In the video you can see Mr. Goebel starting in English and then asking another question in German and Google Home responds correctly. It even maintains context across languages treating it as a single session. However, continued conversation does not appear to function in the second language. It is not clear whether that is a limitation of having a second language or if it is driven be the fact that Google has only announced continued conversation for English. When other languages launch continued conversation, it would make sense that it would appear in a bilingual configuration as well. When asked whether he believed bilingual features would be a positive differentiator for Google, Goebel responded:

“Smart assistants at home are becoming an integral part of family life, and there’s probably nothing worse than being excluded from something in a group or family setting. This new feature lets your non-native speaker family members participate, which further opens the device up for more groups of people. Not everyone will have the patience of Grandma Goo Goo. Besides that, it’s very cool to see it working across two languages, and the coolness factor alone definitely plays a role in the perception of this technology. Bilingual families are in the double digits across many countries, so yes, I expect this to very much be a decisive purchase factor.”

Data backs up Goebel’s assertion. U.S. Census Bureau reported in 2017 that 21.6% of U.S. residents speak a language other than English while at home. An EU study from 2012 found that 54% of European residents claim to be either bilingual or multilingual. Google’s official video related to bilingual support reinforces this point that it provides added value for families.

The Technical Complexity is Significant

Bilingual support could become an important differentiator for Google in the U.S., Europe and elsewhere if not matched by Alexa and Siri. And, this feature may not be very easy for Google’s key competitors to replicate. Mr. Goebel also commented about about the technical complexity associated with this type of feature:

“It’s for sure impressive to see Google Home working so well in bilingual interactions if you think about the computational resources needed to pull it off such as running the audio input by two pre-selected acoustic models versus just one without any impact on the responsiveness of the system. However, with any technology that mimics human behavior, consistency is key, as we are used to expecting consistent behavior from other humans. With how they implemented it, though, there are nuances that introduce inconsistency to the UX. For example, the inability to use the ‘continuous conversation’ feature for the second language while it does work for English, or the fact that when starting with English it does listen for follow-up commands, but that follow-up command can then not be in the second language.”

Google Assistant and Amazon Alexa both support many languages. Users have for some time been able to switch to another language as the default on their device. However, this is the first example of using two languages simultaneously.
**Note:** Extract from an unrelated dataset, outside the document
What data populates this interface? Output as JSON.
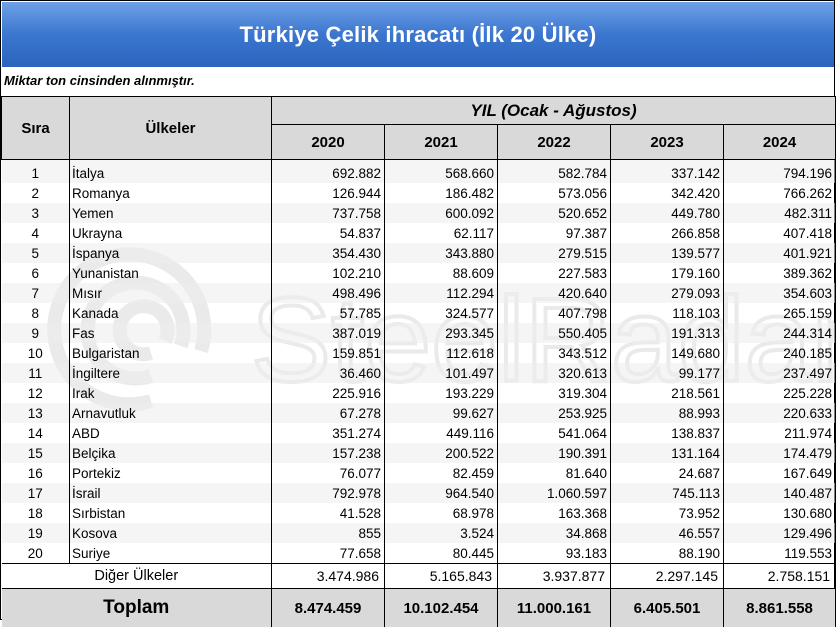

If you want your voice assistant to be more humanlike, then understanding multiple languages without having to change the default is a step in the right direction.

To enable bilingual support, go into your Google Assistant app and select the compass icon that takes you to the Explore screen. Then touch the three dots in the upper right. From there choose settings > preferences > Assistant language > Add a language. Then select the second language you would like your Google Assistant and Google Home to support.